Sebastian Krahmer discovered an off-by-one error, leading to a heap-based buffer overflow flaw, in the way Squid handled UDP SNMP requests. An unauthenticated, remote attacker could possibly use this flaw to crash Squid or, potentially, execute arbitrary code. As noted in Sebastian's original report, an SNMP port must be configured. The default configuration of Squid for Red Hat Enterprise Linux 6 and 7 does not include an snmp_port declaration (http://wiki.squid-cache.org/Features/Snmp). Patch: http://bugzillafiles.novell.org/attachment.cgi?id=605545 References: https://bugzilla.novell.com/show_bug.cgi?id=895773 http://seclists.org/oss-sec/2014/q3/542
Created squid tracking bugs for this issue: Affects: fedora-all [bug 1139968]
This actually is a BSS based overflow, not heap based as mentioned in the original report. The actual impact of such overflow is build specific, the issue is unlikely to produce reliable crash of the program. This flaw exists in the code that handles SNMP packets. As noted in comment 0, Squid's SNMP agent is not enabled by default. Hence squid packages in Red Hat Enterprise Linux and Fedora are not affected in their default configuration. SNMP agent is can be enabled by specifying non-zero value for the snmp_port configuration directive. There are multiple options to mitigate this issue: - Do not enable SNMP support if it's not needed. Ensure squid configuration either does not include snmp_port directive, or sets its value to 0. - Restrict access to SNMP port only to trusted networks or hosts. The snmp_incoming_address configuration directive can be used to bind SNMP agent to a specific IP / network interface (e.g. when using multi-homed server with a connection to trusted management network), or firewall configuration can be used to block access from untrusted sources. Note that as UDP is used, firewall restrictions may be bypassed using packets with spoofed source address sent from at least the local network. - Filter packets that are large enough to trigger the overflow - i.e. packets that have at least 4096 bytes. Iptables rule similar to the below one can be used to reject IPv4 packets of the given size (value used in the rule takes IP and UDP header size into account). # iptables -A INPUT -p udp --dport 3401 -m length --length 4124: -j REJECT
Lowering impact rating as this is functionality disabled by default, not needed for normal proxy operation, not needed to be exposed to untrusted users, overflow is too limited and difficult to exploit, and mitigation is available.

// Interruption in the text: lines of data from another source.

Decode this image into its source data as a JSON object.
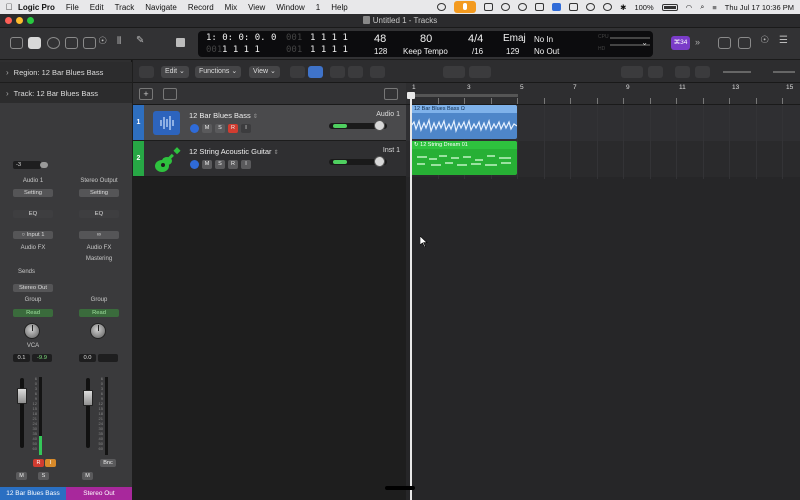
{
  "menubar": {
    "app": "Logic Pro",
    "items": [
      "File",
      "Edit",
      "Track",
      "Navigate",
      "Record",
      "Mix",
      "View",
      "Window",
      "1",
      "Help"
    ],
    "battery": "100%",
    "datetime": "Thu Jul 17  10:36 PM"
  },
  "window": {
    "title": "Untitled 1 - Tracks"
  },
  "lcd": {
    "position_smpte": "1:  0:  0:  0.  0",
    "position_smpte_dim": "001",
    "position_bars": "1  1  1  1",
    "position_bars2": "1  1  1    1",
    "position_bars2_dim": "001",
    "sub_smpte": "1  1  1  1",
    "sub_smpte_dim": "001",
    "sub_bars": "1  1  1    1",
    "sub_bars_dim": "001",
    "bar_value": "48",
    "bar_sub": "128",
    "tempo": "80",
    "tempo_mode": "Keep Tempo",
    "signature": "4/4",
    "division": "/16",
    "key": "Emaj",
    "key_sub": "129",
    "midi_in": "No In",
    "midi_out": "No Out",
    "badge": "⌘34",
    "cpu_label": "CPU",
    "hd_label": "HD"
  },
  "inspector": {
    "region_label": "Region:",
    "region_name": "12 Bar Blues Bass",
    "track_label": "Track:",
    "track_name": "12 Bar Blues Bass"
  },
  "strip1": {
    "gain": "-3",
    "input_label": "Audio 1",
    "setting": "Setting",
    "eq": "EQ",
    "input": "Input 1",
    "fx": "Audio FX",
    "sends": "Sends",
    "output": "Stereo Out",
    "group": "Group",
    "automation": "Read",
    "vca": "VCA",
    "volume": "0.1",
    "peak": "-9.9",
    "r_btn": "R",
    "i_btn": "I",
    "m_btn": "M",
    "s_btn": "S",
    "name": "12 Bar Blues Bass",
    "meter_level": 0.25
  },
  "strip2": {
    "input_label": "Stereo Output",
    "setting": "Setting",
    "eq": "EQ",
    "fx": "Audio FX",
    "fx2": "Mastering",
    "group": "Group",
    "automation": "Read",
    "volume": "0.0",
    "m_btn": "M",
    "bnc_btn": "Bnc",
    "name": "Stereo Out",
    "meter_level": 0.0
  },
  "toolbar": {
    "edit": "Edit",
    "functions": "Functions",
    "view": "View"
  },
  "tracks": [
    {
      "num": "1",
      "name": "12 Bar Blues Bass",
      "output": "Audio 1",
      "m": "M",
      "s": "S",
      "r": "R",
      "i": "I",
      "volume": 0.25
    },
    {
      "num": "2",
      "name": "12 String Acoustic Guitar",
      "output": "Inst 1",
      "m": "M",
      "s": "S",
      "r": "R",
      "i": "I",
      "volume": 0.0
    }
  ],
  "ruler": {
    "bars": [
      "1",
      "3",
      "5",
      "7",
      "9",
      "11",
      "13",
      "15"
    ]
  },
  "regions": [
    {
      "name": "12 Bar Blues Bass",
      "type": "audio"
    },
    {
      "name": "12 String Dream 01",
      "type": "midi"
    }
  ],
  "colors": {
    "audio_track": "#2e6fc0",
    "inst_track": "#27a745",
    "record": "#d13c30",
    "accent": "#3f73c9",
    "purple_badge": "#7a3cc8"
  }
}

Statement: This issue affects the versions of squid as shipped with Red Hat Enterprise Linux 5, 6, and 7. Red Hat Product Security has rated this issue as having Moderate security impact. A future update may address this issue. For additional information, refer to the Issue Severity Classification: https://access.redhat.com/security/updates/classification/.
Created attachment 936923 [details] Local copy of the proposed patch Source: https://bugzilla.novell.com/show_bug.cgi?id=895773#c1
Upstream commits: http://bazaar.launchpad.net/~squid/squid/trunk/revision/13574 http://bazaar.launchpad.net/~squid/squid/trunk/revision/13582
External References: http://www.squid-cache.org/Advisories/SQUID-2014_3.txt
squid-3.4.7-2.fc21 has been pushed to the Fedora 21 stable repository. If problems still persist, please make note of it in this bug report.
squid-3.3.13-2.fc19 has been pushed to the Fedora 19 stable repository. If problems still persist, please make note of it in this bug report.
squid-3.3.13-2.fc20 has been pushed to the Fedora 20 stable repository. If problems still persist, please make note of it in this bug report.
Are there any plans to fix this bug in RHEL 6?